The sky-eyed, sun-haired Mrynans came marching with their shining spears and long plaited hair bouncing behind them. Bright, polished bucklers hung off their backs and their long, shaggy beards still held the previous day’s meal caked in them. Chunky throwing axes were thrust in their belts and braids of the hair of their enemies caked in dried blood hung in tassels around their waists. The more tassels, the greater the warrior and his standing among the Mrynan.

It was mid-morning and the Mrynan stood at the edge of the village where all the villagers had gathered. No words were spoken.

The Chief Mrynan and the Village Chief cast their weapons on the dust and sat. This was the signal both sides had been waiting for.

A sack of grain was carried out by a young villager and placed in the dust separating the two peoples. A belt of metal knives were tossed by its side by a burly Mrynan. Another sack of grain was brought out and exchanged for a bundle of spear heads. This went on until no more sacks of grain were brought out.

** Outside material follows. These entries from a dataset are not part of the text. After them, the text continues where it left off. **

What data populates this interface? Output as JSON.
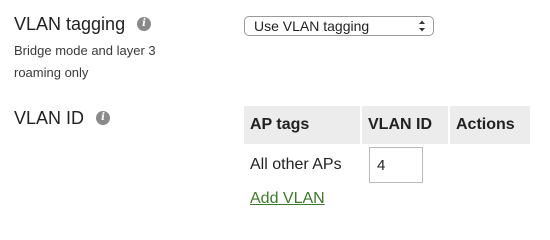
{
  "vlan_tagging": {
    "label": "VLAN tagging",
    "info_icon": "info-icon",
    "sublabel_line1": "Bridge mode and layer 3",
    "sublabel_line2": "roaming only",
    "select_value": "Use VLAN tagging"
  },
  "vlan_id": {
    "label": "VLAN ID",
    "info_icon": "info-icon",
    "table": {
      "headers": [
        "AP tags",
        "VLAN ID",
        "Actions"
      ],
      "rows": [
        {
          "ap_tags": "All other APs",
          "vlan_id": "4",
          "actions": ""
        }
      ]
    },
    "add_link": "Add VLAN"
  },
  "colors": {
    "link": "#3d7a28",
    "header_bg": "#ececec",
    "icon_bg": "#8a8a8a"
  }
}
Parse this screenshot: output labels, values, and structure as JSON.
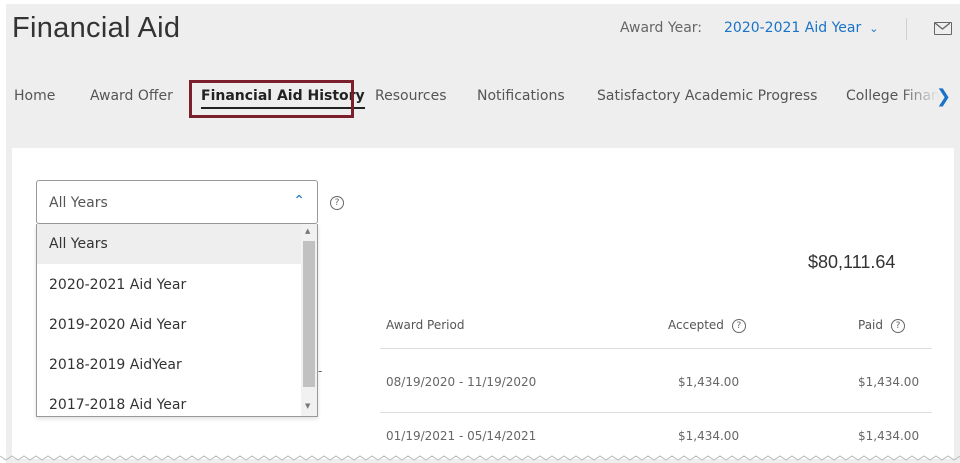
{
  "header": {
    "title": "Financial Aid",
    "award_year_label": "Award Year:",
    "award_year_value": "2020-2021 Aid Year"
  },
  "nav": {
    "items": [
      {
        "label": "Home"
      },
      {
        "label": "Award Offer"
      },
      {
        "label": "Financial Aid History",
        "active": true
      },
      {
        "label": "Resources"
      },
      {
        "label": "Notifications"
      },
      {
        "label": "Satisfactory Academic Progress"
      },
      {
        "label": "College Finan"
      }
    ]
  },
  "filter": {
    "selected": "All Years",
    "options": [
      "All Years",
      "2020-2021 Aid Year",
      "2019-2020 Aid Year",
      "2018-2019 AidYear",
      "2017-2018 Aid Year"
    ]
  },
  "summary": {
    "total": "$80,111.64"
  },
  "table": {
    "headers": {
      "award_period": "Award Period",
      "accepted": "Accepted",
      "paid": "Paid"
    },
    "rows": [
      {
        "period": "08/19/2020 - 11/19/2020",
        "accepted": "$1,434.00",
        "paid": "$1,434.00"
      },
      {
        "period": "01/19/2021 - 05/14/2021",
        "accepted": "$1,434.00",
        "paid": "$1,434.00"
      }
    ],
    "row_fragment": "-"
  },
  "colors": {
    "accent": "#1a73c8",
    "highlight": "#7a1f2b"
  },
  "icons": [
    "chevron-down-icon",
    "mail-icon",
    "chevron-right-icon",
    "chevron-up-icon",
    "help-icon"
  ]
}
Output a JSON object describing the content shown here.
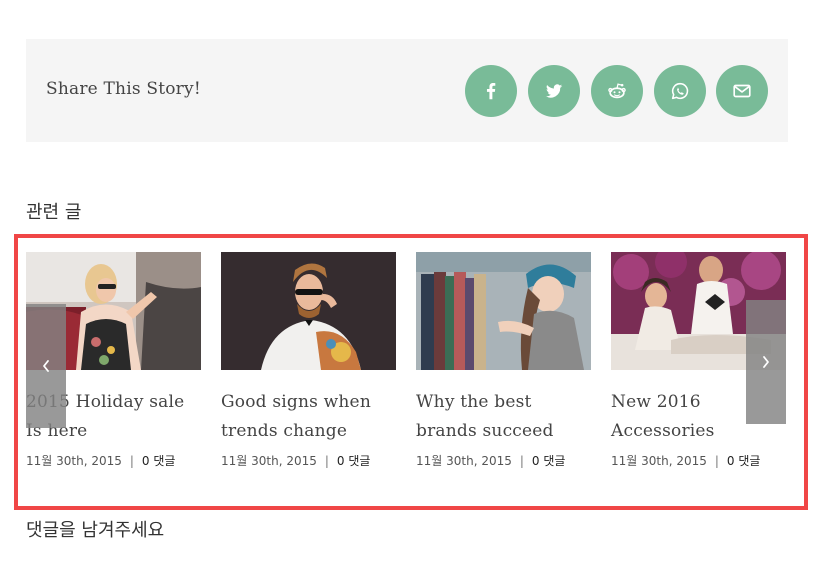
{
  "share": {
    "title": "Share This Story!",
    "buttons": [
      {
        "name": "facebook",
        "icon": "facebook-icon"
      },
      {
        "name": "twitter",
        "icon": "twitter-icon"
      },
      {
        "name": "reddit",
        "icon": "reddit-icon"
      },
      {
        "name": "whatsapp",
        "icon": "whatsapp-icon"
      },
      {
        "name": "email",
        "icon": "envelope-icon"
      }
    ],
    "button_color": "#79bb98"
  },
  "related": {
    "heading": "관련 글",
    "posts": [
      {
        "title": "2015 Holiday sale Is here",
        "date": "11월 30th, 2015",
        "separator": "|",
        "comments": "0 댓글"
      },
      {
        "title": "Good signs when trends change",
        "date": "11월 30th, 2015",
        "separator": "|",
        "comments": "0 댓글"
      },
      {
        "title": "Why the best brands succeed",
        "date": "11월 30th, 2015",
        "separator": "|",
        "comments": "0 댓글"
      },
      {
        "title": "New 2016 Accessories",
        "date": "11월 30th, 2015",
        "separator": "|",
        "comments": "0 댓글"
      }
    ],
    "prev_icon": "chevron-left-icon",
    "next_icon": "chevron-right-icon",
    "highlight_color": "#f04646"
  },
  "comments": {
    "heading": "댓글을 남겨주세요"
  }
}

At the Village Chief’s nod, his cup of was brought out and filled in the sight of all with his village’s best beverage, a mild alcoholic drink made of sweet fermented tubers. At the same time, the Mrynan Chief unhooked his cup from his belt and filled it with a fiery liquid that his right-hand man poured from a clay bottle. The chiefs exchanged cups and drank, tipping the cups upside down when finished to prove they had drunk all. The cups were returned and the men waited to see whether either had performed treachery.

When neither chief fell dead or appeared ill, the Mrynan men began to itch at their weapons and fidget with the tassels around their waists. Then the Mrynan Chief stood. The Mrynan Chief picked up his weapon and hefted it, while the Village Chief remained on the ground, head bowed. Now the sun-haired strangers drew their weapons and advanced on the villagers behind their chief. The village warriors blocked their advance and blue met brown in hostile stares until the Newcomer was pushed and shoved out from behind the protection of the village warriors.

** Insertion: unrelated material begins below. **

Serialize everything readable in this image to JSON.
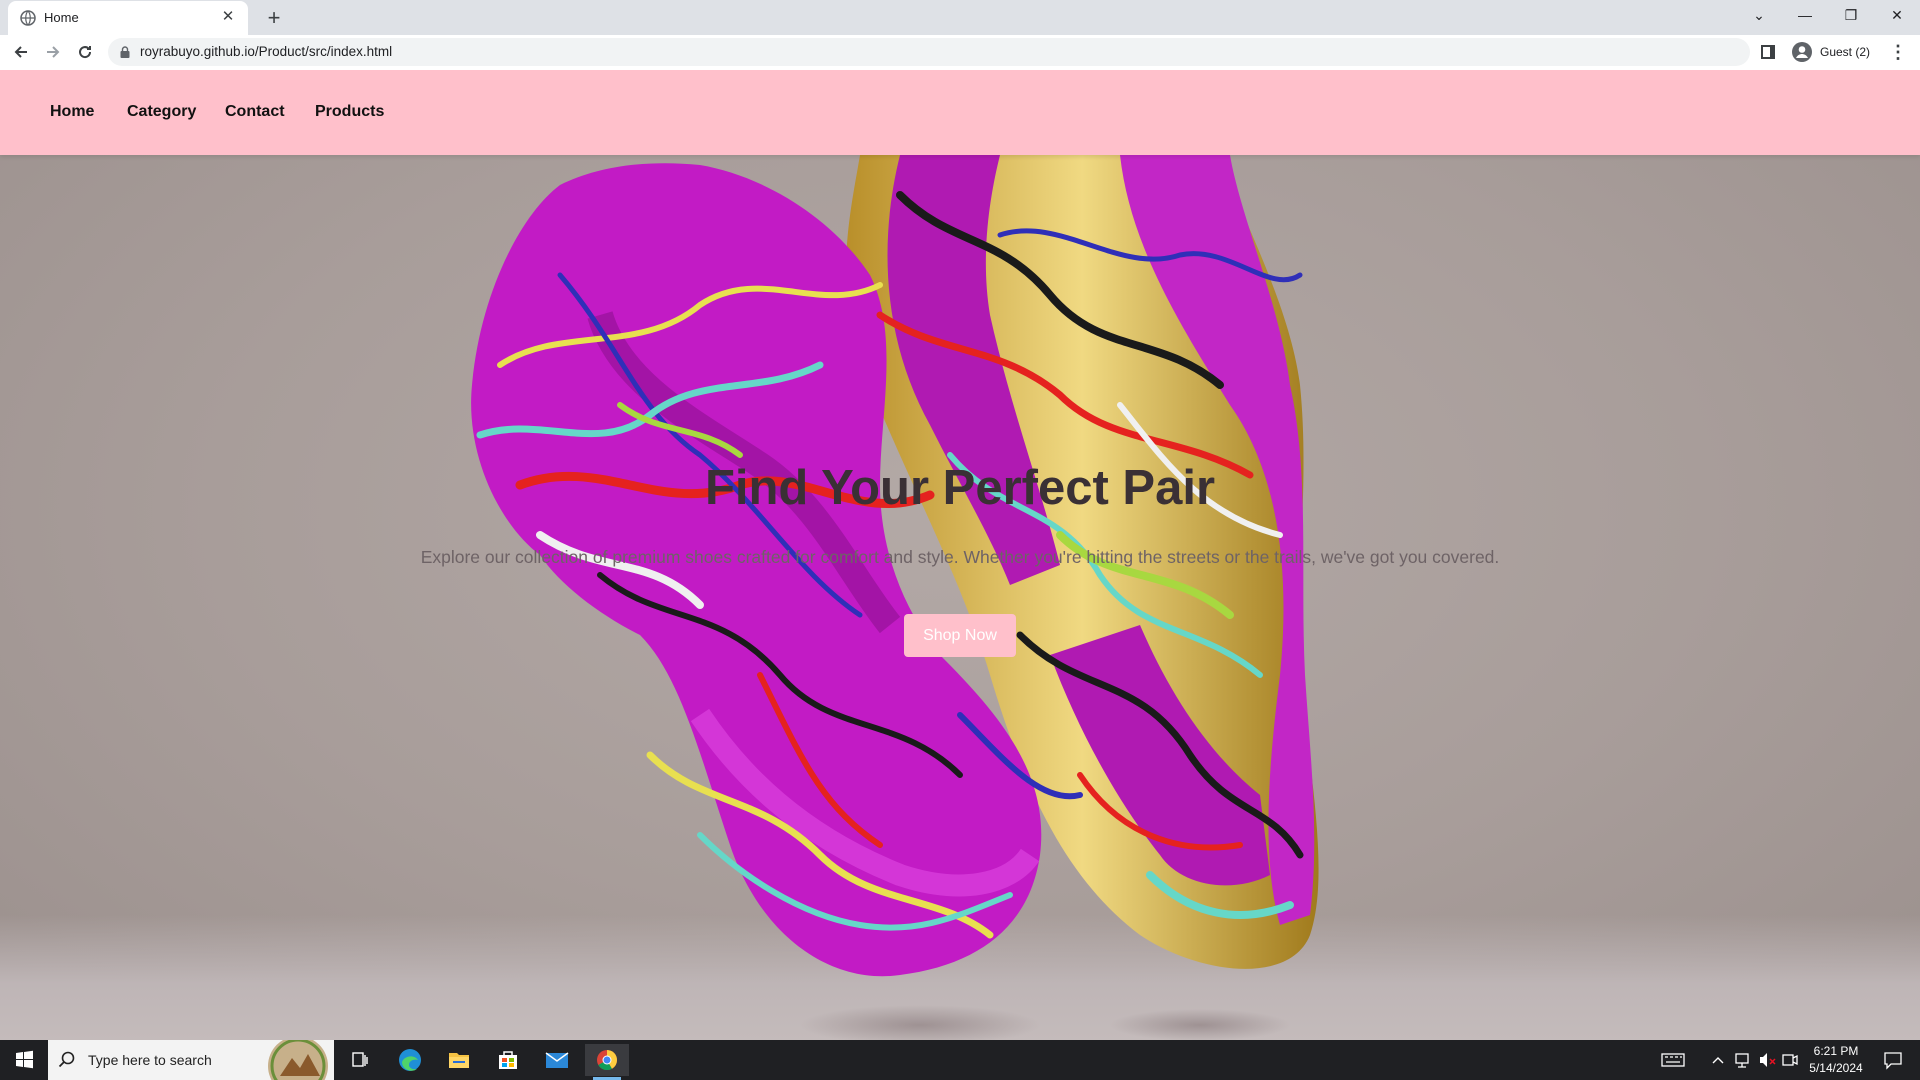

With deep booming laughter, the Mrynans gathered around the bewildered girl to examine her, talking in their strange guttural tongue. Satisfied, the Mrynan’s flicked their sun-coloured plaits and cast mocking smiles at the villagers. The shivering Newcomer was tossed over a huge shoulder like a sack of grain and carried off. It was only once the Mrynans were out of sight that the villagers picked up the metal they had bought with their grain and re-entered their village, resuming their daily activities as if nothing had happened.